Zhou Leming, Pertea Mihaela, Delcher Arthur L, Florea Liliana
Department of Computer Science, George Washington University, Washington, DC 20052, USA.
Nucleic Acids Res. 2009 Jun;37(11):e80. doi: 10.1093/nar/gkp319. Epub 2009 May 8.
Advances in sequencing technologies have accelerated the sequencing of new genomes, far outpacing the generation of gene and protein resources needed to annotate them. Direct comparison and alignment of existing cDNA sequences from a related species is an effective and readily available means to determine genes in the new genomes. Current spliced alignment programs are inadequate for comparing sequences between different species, owing to their low sensitivity and splice junction accuracy. A new spliced alignment tool, sim4cc, overcomes problems in the earlier tools by incorporating three new features: universal spaced seeds, to increase sensitivity and allow comparisons between species at various evolutionary distances, and powerful splice signal models and evolutionarily-aware alignment techniques, to improve the accuracy of gene models. When tested on vertebrate comparisons at diverse evolutionary distances, sim4cc had significantly higher sensitivity compared to existing alignment programs, more than 10% higher than the closest competitor for some comparisons, while being comparable in speed to its predecessor, sim4. Sim4cc can be used in one-to-one or one-to-many comparisons of genomic and cDNA sequences, and can also be effectively incorporated into a high-throughput annotation engine, as demonstrated by the mapping of 64,000 Fagus grandifolia 454 ESTs and unigenes to the poplar genome.
测序技术的进步加速了新基因组的测序,其速度远远超过注释这些基因组所需的基因和蛋白质资源的生成速度。

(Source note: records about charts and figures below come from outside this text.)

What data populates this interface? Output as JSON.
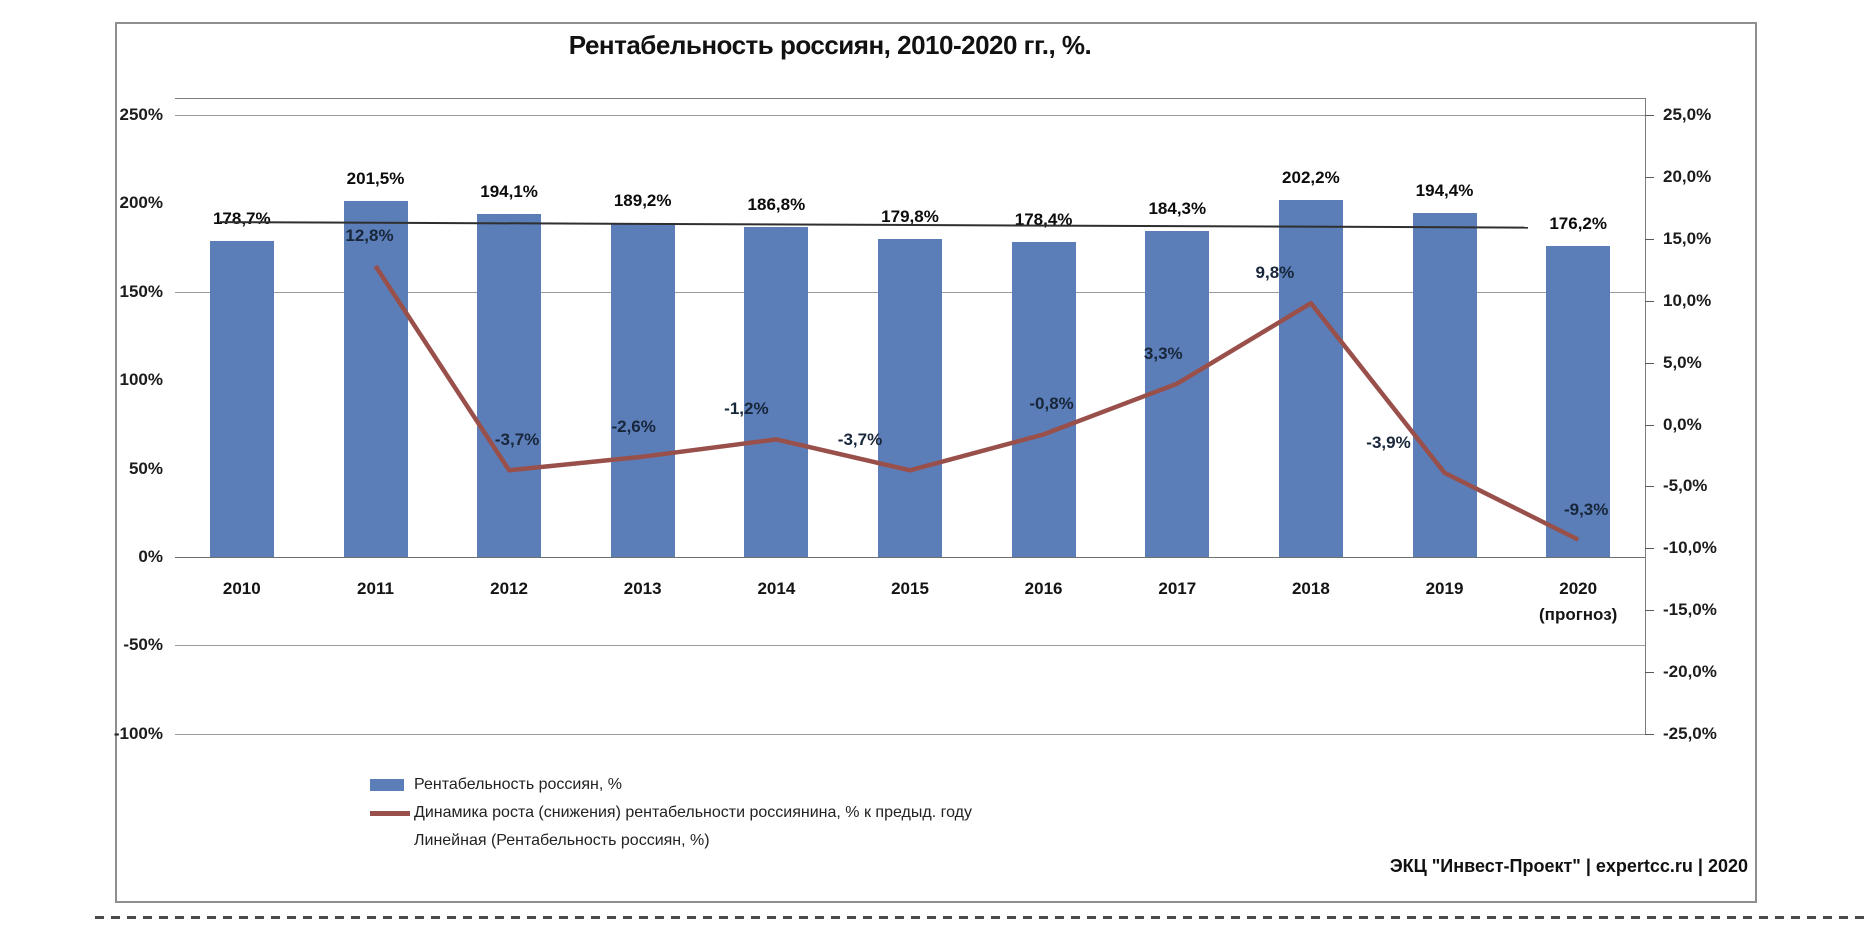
{
  "title": "Рентабельность россиян, 2010-2020 гг., %.",
  "footer": "ЭКЦ \"Инвест-Проект\" | expertcc.ru | 2020",
  "colors": {
    "bar": "#5b7db8",
    "growth_line": "#99504b",
    "trendline": "#2f2f2f",
    "gridline": "#9b9b9b"
  },
  "legend": {
    "items": [
      {
        "label": "Рентабельность россиян, %",
        "swatch": "bar",
        "color": "#5b7db8"
      },
      {
        "label": "Динамика роста (снижения) рентабельности россиянина, % к предыд. году",
        "swatch": "line",
        "color": "#99504b"
      },
      {
        "label": "Линейная (Рентабельность россиян, %)",
        "swatch": "none",
        "color": "#2f2f2f"
      }
    ]
  },
  "chart_data": {
    "type": "bar",
    "title": "Рентабельность россиян, 2010-2020 гг., %.",
    "categories": [
      "2010",
      "2011",
      "2012",
      "2013",
      "2014",
      "2015",
      "2016",
      "2017",
      "2018",
      "2019",
      "2020"
    ],
    "category_sublabels": [
      null,
      null,
      null,
      null,
      null,
      null,
      null,
      null,
      null,
      null,
      "(прогноз)"
    ],
    "series": [
      {
        "name": "Рентабельность россиян, %",
        "type": "bar",
        "axis": "primary",
        "color": "#5b7db8",
        "values": [
          178.7,
          201.5,
          194.1,
          189.2,
          186.8,
          179.8,
          178.4,
          184.3,
          202.2,
          194.4,
          176.2
        ],
        "labels": [
          "178,7%",
          "201,5%",
          "194,1%",
          "189,2%",
          "186,8%",
          "179,8%",
          "178,4%",
          "184,3%",
          "202,2%",
          "194,4%",
          "176,2%"
        ]
      },
      {
        "name": "Динамика роста (снижения) рентабельности россиянина, % к предыд. году",
        "type": "line",
        "axis": "secondary",
        "color": "#99504b",
        "values": [
          null,
          12.8,
          -3.7,
          -2.6,
          -1.2,
          -3.7,
          -0.8,
          3.3,
          9.8,
          -3.9,
          -9.3
        ],
        "labels": [
          null,
          "12,8%",
          "-3,7%",
          "-2,6%",
          "-1,2%",
          "-3,7%",
          "-0,8%",
          "3,3%",
          "9,8%",
          "-3,9%",
          "-9,3%"
        ]
      },
      {
        "name": "Линейная (Рентабельность россиян, %)",
        "type": "trendline",
        "axis": "primary",
        "color": "#2f2f2f",
        "start_value": 189.4,
        "end_value": 186.3
      }
    ],
    "primary_axis": {
      "side": "left",
      "range": [
        -100,
        250
      ],
      "ticks": [
        {
          "label": "250%",
          "value": 250
        },
        {
          "label": "200%",
          "value": 200
        },
        {
          "label": "150%",
          "value": 150
        },
        {
          "label": "100%",
          "value": 100
        },
        {
          "label": "50%",
          "value": 50
        },
        {
          "label": "0%",
          "value": 0
        },
        {
          "label": "-50%",
          "value": -50
        },
        {
          "label": "-100%",
          "value": -100
        }
      ],
      "gridlines": [
        250,
        150,
        0,
        -50,
        -100
      ]
    },
    "secondary_axis": {
      "side": "right",
      "range": [
        -25,
        25
      ],
      "ticks": [
        {
          "label": "25,0%",
          "value": 25
        },
        {
          "label": "20,0%",
          "value": 20
        },
        {
          "label": "15,0%",
          "value": 15
        },
        {
          "label": "10,0%",
          "value": 10
        },
        {
          "label": "5,0%",
          "value": 5
        },
        {
          "label": "0,0%",
          "value": 0
        },
        {
          "label": "-5,0%",
          "value": -5
        },
        {
          "label": "-10,0%",
          "value": -10
        },
        {
          "label": "-15,0%",
          "value": -15
        },
        {
          "label": "-20,0%",
          "value": -20
        },
        {
          "label": "-25,0%",
          "value": -25
        }
      ]
    },
    "legend_position": "bottom-left",
    "grid": true
  }
}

直接比较和比对来自相关物种的现有cDNA序列是确定新基因组中基因的一种有效且易于获得的方法。由于当前的剪接比对程序灵敏度低且剪接位点准确性差,因此不足以用于比较不同物种之间的序列。一种新的剪接比对工具sim4cc通过融入三个新特性克服了早期工具存在的问题:通用间隔种子,用于提高灵敏度并允许比较不同进化距离的物种;强大的剪接信号模型和具有进化意识的比对技术,用于提高基因模型的准确性。在对不同进化距离的脊椎动物进行比较测试时,与现有的比对程序相比,sim4cc具有显著更高的灵敏度,在某些比较中比最接近的竞争对手高出10%以上,而其速度与前身sim4相当。Sim4cc可用于基因组序列和cDNA序列的一对一或一对多比较,并且还可以有效地整合到高通量注释引擎中,如将64,000个大叶水青冈454 EST和单基因定位到杨树基因组所证明的那样。